Así estuvo de 2008 hasta la fecha, pero luego, por una cosa o por otra, José Juan Villanueva dejó de asistir al juzgado para certificar que estaba de acuerdo con los arreglos establecidos que aseguraban su libertad condicional.

“Pos no había tenido chance de ir a firmar y luego luego me agarraron de vuelta”, dice José Juan sobre su segunda vez en el reclusorio por el mismo delito, por incumplir a las reglas de un beneficio que se había ganado a pulso con tanto esfuerzo.

Lo que más le apura a José es que ni sus dos hijos ni su ex esposa saben que regresó al Cereso, y teme perder el derecho de mirarlos, o peor aún, que ellos ya no quieran velo, debido a que ni siquiera saben por qué estuvo tras las rejas la primera vez.

“Es complicado, ya no son unos niños, el menor tiene 10 años y la mayor 14, ya entienden”, agrega José ante el temor de que se avergüencen de él por lo que hizo, pues asegura que con qué cara se le puede dar consejo a un hijo cuando se es un ex convicto.

Pero ahora no sólo tiene que esperar a que le solucionen lo de las firmas, sino que tiene que enfrentar cargos por lesiones, ya que en el momento del segundo arresto se puso violento y arremetió contra los municipales.

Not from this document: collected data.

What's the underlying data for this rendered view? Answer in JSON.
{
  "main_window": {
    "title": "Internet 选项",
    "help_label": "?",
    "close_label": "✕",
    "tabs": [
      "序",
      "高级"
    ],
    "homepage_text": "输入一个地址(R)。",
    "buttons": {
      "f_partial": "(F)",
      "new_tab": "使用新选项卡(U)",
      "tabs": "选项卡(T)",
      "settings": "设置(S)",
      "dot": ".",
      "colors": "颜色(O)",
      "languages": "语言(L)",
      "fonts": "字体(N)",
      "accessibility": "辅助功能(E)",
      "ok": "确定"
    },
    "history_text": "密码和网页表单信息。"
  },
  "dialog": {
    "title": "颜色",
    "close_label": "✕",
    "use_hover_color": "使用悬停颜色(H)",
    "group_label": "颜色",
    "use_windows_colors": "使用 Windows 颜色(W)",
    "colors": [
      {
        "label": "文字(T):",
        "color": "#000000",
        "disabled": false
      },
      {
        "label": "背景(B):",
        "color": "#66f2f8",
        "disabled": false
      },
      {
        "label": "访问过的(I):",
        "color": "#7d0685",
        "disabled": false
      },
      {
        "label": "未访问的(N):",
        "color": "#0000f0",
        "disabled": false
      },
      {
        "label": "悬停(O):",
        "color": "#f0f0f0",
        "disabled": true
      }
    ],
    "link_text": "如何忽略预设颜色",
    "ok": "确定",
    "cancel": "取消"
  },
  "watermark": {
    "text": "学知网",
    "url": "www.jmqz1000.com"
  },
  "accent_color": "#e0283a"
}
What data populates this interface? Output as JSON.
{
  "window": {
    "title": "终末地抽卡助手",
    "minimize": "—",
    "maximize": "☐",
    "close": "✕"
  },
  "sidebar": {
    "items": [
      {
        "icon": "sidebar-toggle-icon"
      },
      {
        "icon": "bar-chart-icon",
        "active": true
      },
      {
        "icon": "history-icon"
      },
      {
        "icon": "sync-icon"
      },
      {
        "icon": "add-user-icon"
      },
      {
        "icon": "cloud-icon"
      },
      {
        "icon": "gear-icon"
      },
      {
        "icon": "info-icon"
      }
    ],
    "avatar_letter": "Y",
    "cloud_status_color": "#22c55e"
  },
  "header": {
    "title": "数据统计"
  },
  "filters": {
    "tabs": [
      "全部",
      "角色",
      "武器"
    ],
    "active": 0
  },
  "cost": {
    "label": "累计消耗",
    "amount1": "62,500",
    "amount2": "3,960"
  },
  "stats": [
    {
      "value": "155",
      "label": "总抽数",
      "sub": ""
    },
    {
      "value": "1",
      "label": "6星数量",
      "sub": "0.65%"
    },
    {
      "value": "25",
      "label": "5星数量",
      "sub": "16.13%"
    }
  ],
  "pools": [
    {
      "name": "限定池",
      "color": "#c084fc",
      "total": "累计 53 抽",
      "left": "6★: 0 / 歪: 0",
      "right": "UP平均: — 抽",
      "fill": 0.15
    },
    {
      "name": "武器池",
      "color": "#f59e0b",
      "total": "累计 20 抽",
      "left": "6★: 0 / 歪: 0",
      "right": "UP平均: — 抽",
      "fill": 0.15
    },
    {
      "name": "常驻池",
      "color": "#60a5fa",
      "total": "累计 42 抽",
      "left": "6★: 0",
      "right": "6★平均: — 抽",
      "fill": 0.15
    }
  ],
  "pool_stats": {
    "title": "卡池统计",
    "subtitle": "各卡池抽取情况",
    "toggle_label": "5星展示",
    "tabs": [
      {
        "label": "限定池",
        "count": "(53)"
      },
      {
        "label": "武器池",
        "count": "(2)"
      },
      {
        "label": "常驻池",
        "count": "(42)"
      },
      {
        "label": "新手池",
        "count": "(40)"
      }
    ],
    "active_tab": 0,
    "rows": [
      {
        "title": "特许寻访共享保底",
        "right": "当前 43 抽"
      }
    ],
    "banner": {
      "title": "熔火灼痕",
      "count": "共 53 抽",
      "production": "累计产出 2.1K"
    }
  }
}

“Pos la verdad si me las voy a ver más difíciles, pero espero que se pueda solucionar, no quiero volver a pasar por lo que pasé hace tres años” afirma Villanueva, al tiempo que se cubre el rostro con las manos, pues asegura que aunque se quiera hacer el fuerte, lo cierto es que sí le afecta.

Y lo peor del problema es que el próximo 17 de agosto su hija mayor cumplirá 15 años, y ya tenía planeado hacerle una pequeña recepción con amigos y familiares para festejar que será toda una señorita, pero como está la situación las esperanzas son muy pocas.

“Apenas tengo ocho días que regresé, los abogados están de vacaciones y francamente no creo estar afuera para su cumpleaños”, expresa con un dejo de tristeza que disimula mientras baja la mirada y gira su rostro hacia la puerta de la cocina.

Como sabe que será una fecha especial para su hija, aprovecha este medio para, en caso de no poder estar presente la fecha exacta, mandarle un abrazo y un beso con todo su corazón, esperando que algún día lo pueda perdonar por desaparecer así, sin avisar.